Therewith more amicably, father and son fell to calculations of resources, which they kept up all through supper-time, and all the evening, till the names of Hobs, Wills, Dicks, and the like rang like a repeating echo in Grisell’s ears.  All through those long days of summer the father and son were out incessantly, riding from one tenant or neighbour to another, trying to raise men-at-arms and means to equip them if raised.  All the dues on the herring-boats and the two whalers, on which Grisell had reckoned for the winter needs, were pledged to Sunderland merchants for armour and weapons; the colts running wild on the moors were hastily caught, and reduced to a kind of order by rough breaking in.  The women of the castle and others requisitioned from the village toiled under the superintendence of the lady and Grisell at preparing such provision and equipments as were portable, such as dried fish, salted meat, and barley cakes, as well as linen, and there was a good deal of tailoring of a rough sort at jerkins, buff coats, and sword belts, not by any means the gentle work of embroidering pennons or scarves notable in romance.

“Besides,” scoffed Robert, “who would wear Grisly Grisell’s scarf!”

“I would,” manfully shouted Bernard; “I would cram it down the throat of that recreant Copeland.”

“Oh! hush, hush, Bernard,” exclaimed Grisell, who was toiling with aching fingers at the repairs of her father’s greasy old buff coat.  “Such things are, as Robin well says, for noble demoiselles with fair faces and leisure times like the Lady Margaret.  And oh, Robin, you have never told me of the Lady Margaret, my dear mate at Amesbury.”

“What should I know of your Lady Margarets and such gear,” growled Robin, whose chivalry had not reached the point of caring for ladies.

“The Lady Margaret Plantagenet, the young Lady Margaret of York,” Grisell explained.

“Oh!  That’s what you mean is it?  There’s a whole troop of wenches at the high table in hall.  They came after us with the Duchess as soon as we were settled in Trim Castle, but they are kept as demure and mim as may be in my lady’s bower; and there’s a pretty sharp eye kept on them.  Some of the young squires who are fools enough to hanker after a few maids or look at the fairer ones get their noses wellnigh pinched off by Proud Cis’s Mother of the Maids.”

“Then it would not avail to send poor Grisell’s greetings by you.”

“I should like to see myself delivering them!  Besides, we shall meet my lord in camp, with no cumbrance of woman gear.”

Lord Whitburn’s own castle was somewhat of a perplexity to him, for though his lady had once been quite sufficient captain for his scanty garrison, she was in too uncertain health, and what was worse, too much broken in spirit and courage, to be fit for the charge.  He therefore decided on leaving Cuthbert Ridley, who, in winter at least, was scarcely as capable of roughing it as of old, to protect the castle, with a few old or partly disabled men, who could man the walls to some degree, therefore it was unlikely that there would be any attack.

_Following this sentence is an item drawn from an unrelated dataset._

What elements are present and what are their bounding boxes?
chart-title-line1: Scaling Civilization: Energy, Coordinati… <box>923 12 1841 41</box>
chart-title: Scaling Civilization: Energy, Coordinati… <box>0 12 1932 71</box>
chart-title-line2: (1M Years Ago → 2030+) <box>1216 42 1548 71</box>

So on a May morning the old, weather-beaten Dacre pennon with its three crusading scallop-shells, was uplifted in the court, and round it mustered about thirty men, of whom eighteen had been raised by the baron, some being his own vassals, and others hired at Sunderland.  The rest were volunteers—gentlemen, their younger sons, and their attendants—placing themselves under his leadership, either from goodwill to York and Nevil, or from love of enterprise and hope of plunder.